Measurement: 1 cup = 180 ml
Ingredients:
- Bhindi (small & tender) – 20
- Onion (chopped) – 1 small
- Garlic (crushed) – 2 cloves
- Tomato puree – 1 tbsp
- Turmeric powder – 1/8 tsp
- Kashmiri mirchi powder – 1/4 tsp
- Coriander powder – 1/3 tsp
- Garam masala – 1/4 tsp
- Oil – 2 to 3 tbsp
- Stuffing
- Salt to taste
- Sugar to taste
For the stuffing:
- Paneer (grated) – 3/4 cup
- Onion (chopped) – 1 small
- Tomato puree – 1 tsp
- Garlic (crushed) – 4 cloves
- Garam masala – 1/4 tsp
- Chilly powder – 1/3 tsp
- Cumin powder – 1/3 tsp
- Turmeric powder – 1/8 tsp
- Pepper powder – a pinch
- Coriander leaves (chopped) – 1 tsp
- Sugar – a pinch
- Salt to taste
Procedure:
- Wash bhindi and dry them.
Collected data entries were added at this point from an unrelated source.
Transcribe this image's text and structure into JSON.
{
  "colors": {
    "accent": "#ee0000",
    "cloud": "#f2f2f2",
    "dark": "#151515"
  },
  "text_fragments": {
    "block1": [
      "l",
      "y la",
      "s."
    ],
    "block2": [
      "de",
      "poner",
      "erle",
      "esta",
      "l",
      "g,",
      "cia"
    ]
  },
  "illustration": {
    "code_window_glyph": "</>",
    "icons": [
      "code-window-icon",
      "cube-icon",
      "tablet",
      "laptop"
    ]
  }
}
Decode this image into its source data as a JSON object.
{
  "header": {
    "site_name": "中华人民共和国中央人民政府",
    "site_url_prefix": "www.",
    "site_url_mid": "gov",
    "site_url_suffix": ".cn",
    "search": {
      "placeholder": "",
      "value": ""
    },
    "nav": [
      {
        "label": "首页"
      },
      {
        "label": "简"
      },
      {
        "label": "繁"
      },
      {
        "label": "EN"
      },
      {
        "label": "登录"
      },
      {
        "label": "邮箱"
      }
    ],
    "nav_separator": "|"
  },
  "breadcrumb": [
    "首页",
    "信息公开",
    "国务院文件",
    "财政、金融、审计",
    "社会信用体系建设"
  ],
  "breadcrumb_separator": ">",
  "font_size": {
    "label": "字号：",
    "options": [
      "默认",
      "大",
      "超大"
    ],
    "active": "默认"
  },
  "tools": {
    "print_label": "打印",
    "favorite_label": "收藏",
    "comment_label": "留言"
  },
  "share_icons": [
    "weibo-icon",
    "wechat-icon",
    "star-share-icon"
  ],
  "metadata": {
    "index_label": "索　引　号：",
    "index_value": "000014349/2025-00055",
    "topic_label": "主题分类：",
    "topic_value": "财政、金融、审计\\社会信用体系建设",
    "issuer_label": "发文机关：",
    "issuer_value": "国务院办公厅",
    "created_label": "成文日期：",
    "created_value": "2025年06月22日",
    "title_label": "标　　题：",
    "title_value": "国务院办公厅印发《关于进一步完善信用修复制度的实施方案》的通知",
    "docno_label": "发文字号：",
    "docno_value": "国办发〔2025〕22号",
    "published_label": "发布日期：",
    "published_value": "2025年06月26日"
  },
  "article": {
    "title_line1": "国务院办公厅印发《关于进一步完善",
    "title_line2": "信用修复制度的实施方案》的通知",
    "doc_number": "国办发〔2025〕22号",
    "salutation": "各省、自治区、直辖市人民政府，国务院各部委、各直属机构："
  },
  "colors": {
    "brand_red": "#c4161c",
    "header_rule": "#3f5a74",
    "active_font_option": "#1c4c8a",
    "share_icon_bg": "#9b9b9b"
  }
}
Cut off both the ends and give a slit at the centre, but see that they are not cut into halves.
- Take a mixing bowl and prepare the stuffing by combining all the ingredients.
- Stuff sufficient mixture in bhindi and keep aside.
- Heat oil in a pan and fry onion till it it softens.
- Add garlic and all the dry spices, mix well.
- Add stuffed bhindi, salt and tomato puree. Toss well gently. Leftover stuffing can also be added.
- Cover and cook on low flame till they are done. Turn them occasionally.
- Sprinkle sugar and mix well.
- Serve with rotis or with dal and rice.
Tip:
- If you want extra spicy, then use more chilly powder.